Have any of yall had problems with the A321 not being stable? I’ll climb up to 33,000 and it will keep banking left and right trying to maintain a course. This happens primarily when I’m using LNAV.
Could be because LNAV is trying to hit the centre and just misses the pink line. Try turning off LNAV and use the old HDG button to hold your course.
Also, the A321 was reported to have not the best in-game performance, so it could also be that.
Being to heavy or fast can also cause swaying or “turbulence” of some sorts also
A321 is the most unstable aircraft in this platform it not only has the banking problems its also unstable during retract and extension of flaps. Hope a321 neo comes fast so that this aircraft will be no longer used by all of us
The swaying left and right is a bug with the A321 not the LNAV trying to stay on track, a temporary fix is putting flaps 1
How is increasing lift going to solve a directional issue?
It’s a bug…. It’s not LNAV over correcting.
Again, how could more lift solve the directional issue, I think you’re mistaking this with the pitch up and down issue and then stall when flying this aircraft.
Flaps can help stabilize the aircraft especially banking.
Especially longitudinal stability
might be too heavy
a321 is not very well handling in game, but i think its better than a few years ago. What % is your load, and what is your cruise speed as a mach number? a321 cruise between M 0.77-0.8, its more stable at higher speeds
Had it at about 71% load and then cruising at M 0.8
So it was heavier and maybe descending could help too
then honestly there’s no excuse for the instability lol. IF has not represented a321 too well. game issue, not user. would say best chance at resolving your issue is cruise even lower
That shouldn’t happen, guess it’s a good excuse to ask for an A321 rework.

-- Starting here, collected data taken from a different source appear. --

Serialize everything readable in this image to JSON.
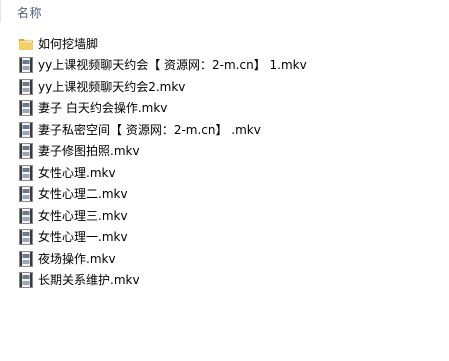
{
  "header": {
    "name_column": "名称"
  },
  "files": [
    {
      "icon": "folder-icon",
      "name": "如何挖墙脚"
    },
    {
      "icon": "video-file-icon",
      "name": "yy上课视频聊天约会【 资源网：2-m.cn】   1.mkv"
    },
    {
      "icon": "video-file-icon",
      "name": "yy上课视频聊天约会2.mkv"
    },
    {
      "icon": "video-file-icon",
      "name": "妻子 白天约会操作.mkv"
    },
    {
      "icon": "video-file-icon",
      "name": "妻子私密空间【 资源网：2-m.cn】    .mkv"
    },
    {
      "icon": "video-file-icon",
      "name": "妻子修图拍照.mkv"
    },
    {
      "icon": "video-file-icon",
      "name": "女性心理.mkv"
    },
    {
      "icon": "video-file-icon",
      "name": "女性心理二.mkv"
    },
    {
      "icon": "video-file-icon",
      "name": "女性心理三.mkv"
    },
    {
      "icon": "video-file-icon",
      "name": "女性心理一.mkv"
    },
    {
      "icon": "video-file-icon",
      "name": "夜场操作.mkv"
    },
    {
      "icon": "video-file-icon",
      "name": "长期关系维护.mkv"
    }
  ],
  "colors": {
    "header_text": "#4c607a",
    "folder": "#e8c157",
    "video_icon_dark": "#3a3a3a"
  }
}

Again its a BUG. The aircraft isn’t stalling or trying to over correct itself in anyway. It’s simply a BUG and for some reason flaps 1 stops the aircraft rocking side to side. BUG not physics.
A rework is needed then, and more liveries.
You can use this table I made to determine the maximum cruising altitude for your takeoff weight in the A320/A321: A320/A321 cruising altitudes - Google Docs
For example for FL330, your TOW should be less than 90 tons, then you´ll have no issues in IF.
Actually, what your saying here is quite contradictive.
Because what does flaps do? The answer to that gives you the reason for this behaviour :)
When the angle of attack is pushed too high for the particular aircraft model, any will exhibit some such similar instability.
I have the recently re-worked C208 running in front of me now. I put it at high enough altitude, and high enough load for the speed, that it pushed the angle of attack up quite high, though still flying at stable airspeed and altitude.
I have it on VNAV and the wings are rocking back and forth just like the A321 (I dialed up the gusts and turbulence a bit to add to the instability, and I slid the rudder to the side once to help kick off the wing rocking).
Just before testing the C208 at such a stressed AoA, I did the same thing with the A380: on LNAV, and again, put enough combination of weight and altitude to ensure the AoA gets “stretched” while still being able to maintain constant altitude and IAS, and same wing rocking.
To the extent lower flaps decreases AoA it seems to help similarly to lowering the AoA by lowering weight and/or altitude for a given IAS.
But at high speed of course, flaps is a “cheat” (structural stress etc.).
There were some subtle sensitivity differences with how the above factors played out between the 3 different aircraft (A321, C208, A380) but the general idea seems to fit the overall experience:
don’t get so high, heavy, and slow enough that the AoA gets stretched out too high. Or the wings will rock (sometimes with a bit of induced stress).